With respect to browsing larger datasets, paging and continuous scrolling are basic options. While the latter one is the most prevalent at mobile devices in general, we observed some difficulties with pen-enabled devices. Some users slipped of the surface while trying to move the pen up or down. Such difficulties could increase stress levels. Therefore, we recommend implementing a more fail-safe paging solution–at least in addition to the other one. Regardless of the approach, all interaction elements should offer a sufficient target area in order to deal with pen interaction challenges like occlusion.
Charts and maps
The number of patients in specific triage category is one of the most important chunks of information for incident commanders. In addition to tabular or textual visualizations, bar charts can be an appropriate design solution.

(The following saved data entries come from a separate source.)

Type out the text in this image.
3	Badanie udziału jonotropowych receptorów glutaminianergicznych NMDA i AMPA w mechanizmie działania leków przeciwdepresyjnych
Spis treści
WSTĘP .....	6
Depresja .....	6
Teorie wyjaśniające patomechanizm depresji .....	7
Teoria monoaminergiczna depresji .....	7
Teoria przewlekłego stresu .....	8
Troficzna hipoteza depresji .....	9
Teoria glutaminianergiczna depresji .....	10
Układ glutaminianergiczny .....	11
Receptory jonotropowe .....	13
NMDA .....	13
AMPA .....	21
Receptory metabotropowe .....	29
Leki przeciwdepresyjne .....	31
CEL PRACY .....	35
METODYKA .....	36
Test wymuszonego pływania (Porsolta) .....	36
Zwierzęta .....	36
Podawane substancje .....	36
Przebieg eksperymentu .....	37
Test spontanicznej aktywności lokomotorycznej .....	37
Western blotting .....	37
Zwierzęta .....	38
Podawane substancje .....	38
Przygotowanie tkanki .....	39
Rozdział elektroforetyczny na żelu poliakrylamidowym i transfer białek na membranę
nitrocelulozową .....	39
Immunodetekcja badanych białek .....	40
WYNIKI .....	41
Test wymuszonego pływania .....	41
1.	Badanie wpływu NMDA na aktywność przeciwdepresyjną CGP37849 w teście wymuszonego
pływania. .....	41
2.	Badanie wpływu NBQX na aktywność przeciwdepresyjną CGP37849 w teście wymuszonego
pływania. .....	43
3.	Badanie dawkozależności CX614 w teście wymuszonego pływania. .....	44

During our workshops we presented four drafts differing in the number of categories and labeling (Fig. 7) to 36 EMS employees. We asked for their favorite or a self-created version. While 2 responses were ambiguous, 34 could be evaluated. The 3 most preferred versions got 9, 6 and 5 votes, respectively. 5 participants created their own solution. Allowing for minor modifications, e.g. position of labels, one version got 14 votes. The drafts were subject of controversial discussion. They enabled us to better match our conceptual model with their mental model beyond the use cases associated with the actual chart.
Using location-based services by tracking casualties, EMS employees or vehicles and visualizing them on maps looks promising but raises issues of reliability. Both tracking inaccuracies (e.g. in buildings, under bridges) and loss or removal of locatable items (e.g. by casualties in a state of shock) could result in inaccurate data. Such data would be worse than none at all. More or less stationary information (e.g. territorial allocation of operation areas) can be represented more reliable (Fig. 8).
Data exchange with geographic information systems in emergency control rooms or command vehicles might be necessary. Moreover, some incident commanders and EMS managers expressed reservations about modifying situation maps by multiple actors. They were strongly in favor of a read-only mode for co-workers in the field.
Personal notes
Personal note-taking should always be possible and could be realized easily on a pen-enabled tablet PC. A digital notepad within reach of every screen mask can be a first step. It should support both handwriting recognition and freehand drawing. Advanced solutions could offer more shortcuts, e.g. for creating tables or marking entries in different colors, or support annotations of pre-defined user interface components, e.g. a digital triage tag with notes about the patient.